Monday, March 5, 2012

The Tampa Bay Lightning Card of the Week - Radim Vrbata 2008-09 Victory

Here we go with another weekly (yeah, right) feature.  I know there are folks out there that have similar gimmicks going on their websites, heck some writers even manage to do a “card of a day”.  First of all, I’m way too lazy to do the same thing every day. Secondly, I figure if I only do one card a week, I can really stretch out my collection for the foreseeable future.

I’ve started slowly organizing the Lightning cards I have up here in my northern compound and figured I’d share a few with you readers out.  After all, there aren’t too many bloggers out there posting about Lightning cards.  I’ll try my best to keep the players and sets varied, Zeus knows there have been enough players sporting the Lightning’s colors over the years to do that.

First up we have:

I bet there were more Lightning cards with "Victory" on it then actual Lightning Victories that year

Radim Vrbata 2008-09 Upper Deck Victory Gold Parallel

What’s that you say?  You didn’t know he suited up for the Tampa Bay Lightning?  Well, some of us are trying to block out his playing days as well.  His one season, well part of one season, was during the dark days. Signed to a 3 year deal on July 1, 2008 he was part of the free agent flurry that signaled that those who will not be named planned on treating the Lightning like their own personal fantasy hockey team.

The former 7th round pick of the Colorado Avalanche, Vrbata was supposed to be the elite scoring winger that would round out Vincent Lecavalier’s and Marty St. Louis’ top line.  He was coming off a 27-goal season for the Phoenix Coyotes and the $3 million a year contract didn’t seem like a bad bargain at the time.

To say it didn’t work out well would be an understatement.  Vrbata lasted only 18 games with the Lightning (two games more than head coach Barry Melrose) before heading to the Czech Republic to play.  The reason originally given at the time was that he was struggling with personal problems and his confidence was shattered.  Later it would be revealed that his wife was having a difficult pregnancy and her struggle was weighing heavily on his mind.  The chaos that was the Lightning organization probably didn’t help much either.

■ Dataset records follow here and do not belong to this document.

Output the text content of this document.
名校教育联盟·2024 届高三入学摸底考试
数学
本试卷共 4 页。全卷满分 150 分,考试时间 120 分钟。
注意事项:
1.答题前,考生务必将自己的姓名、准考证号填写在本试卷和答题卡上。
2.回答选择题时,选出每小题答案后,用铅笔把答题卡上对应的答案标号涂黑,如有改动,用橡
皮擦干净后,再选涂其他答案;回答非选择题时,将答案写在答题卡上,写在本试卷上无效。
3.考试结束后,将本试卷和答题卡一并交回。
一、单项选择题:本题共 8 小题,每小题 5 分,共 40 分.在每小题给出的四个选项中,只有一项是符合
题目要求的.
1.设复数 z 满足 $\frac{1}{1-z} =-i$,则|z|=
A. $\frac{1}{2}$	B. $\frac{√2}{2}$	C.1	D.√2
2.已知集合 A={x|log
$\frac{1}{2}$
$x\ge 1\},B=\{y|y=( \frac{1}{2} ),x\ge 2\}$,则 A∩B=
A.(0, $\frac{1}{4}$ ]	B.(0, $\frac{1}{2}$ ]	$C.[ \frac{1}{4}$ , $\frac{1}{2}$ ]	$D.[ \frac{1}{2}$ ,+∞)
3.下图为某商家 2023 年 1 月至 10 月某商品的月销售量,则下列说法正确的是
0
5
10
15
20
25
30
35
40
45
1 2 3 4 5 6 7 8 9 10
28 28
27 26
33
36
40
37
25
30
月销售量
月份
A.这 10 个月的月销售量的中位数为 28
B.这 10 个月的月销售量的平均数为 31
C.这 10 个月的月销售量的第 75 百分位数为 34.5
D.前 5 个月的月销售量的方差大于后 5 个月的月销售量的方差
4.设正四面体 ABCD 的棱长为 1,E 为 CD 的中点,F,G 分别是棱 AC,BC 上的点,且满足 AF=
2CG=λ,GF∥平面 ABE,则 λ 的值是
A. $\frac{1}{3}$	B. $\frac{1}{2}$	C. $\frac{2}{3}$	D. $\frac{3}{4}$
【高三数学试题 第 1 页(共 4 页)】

The fact that he wasn’t producing on the ice helped make the transition a bit more amicable, and the fact that the cash-strapped ownership wouldn’t have to pay his salary didn’t hurt either. Vrbata would spend the rest of the season in the Czech Republic playing for Mlada Boleslav BK and Librec Bili Tyqri HC.

Following the season, and the healthy birth of a baby boy, Vrbata announced that he wanted to return to the NHL. The Lightning, however, had moved on. With Alex Tanguay and Stephane Veilleux on the roster of course there was no room for him (please note the sarcasm meter on the previous sentence was an 8).

So the General Manager gave Vrbata’s agent permission to seek a trade.  Low and behold his previous employers, the Coyotes, were willing to take him back.  So on July 21st, 2009 he was traded to Phoenix for Todd Fedoruk and David Hale.  The trade didn’t do much for the Lightning, other than provide me with my fantasy hockey avatar.

Honestly, the missing teeth are the scariest part of the picture for me.

Vrbata, on the other hand, flourished upon his return to the desert where he has scored 73 goals and counting for the beleaguered franchise.

It’s a shame that Vrbata’s tenure in Tampa didn’t turn out better. He was a hard working, quiet player who went about his business professionally. As he’s proven in Phoenix he can score goals, and if things had been different the organization’s long-running quest for scoring depth might have not still be on-going.

The Upper Deck Victory set this card is a part of has an interesting history with the company. Sometimes released as its own set, it has also been released as an insert set in other Upper Deck products such as their flagship base series.  It is considered a lower-end set with packs usually costing no more than a dollar or so in the retail market.

 Inserts are limited, as are parallels such as the gold version shown above. They do tend to feature a healthy amount of rookies, so collectors looking to pick up cheap versions of their favorite player’s early cards may turn to this set.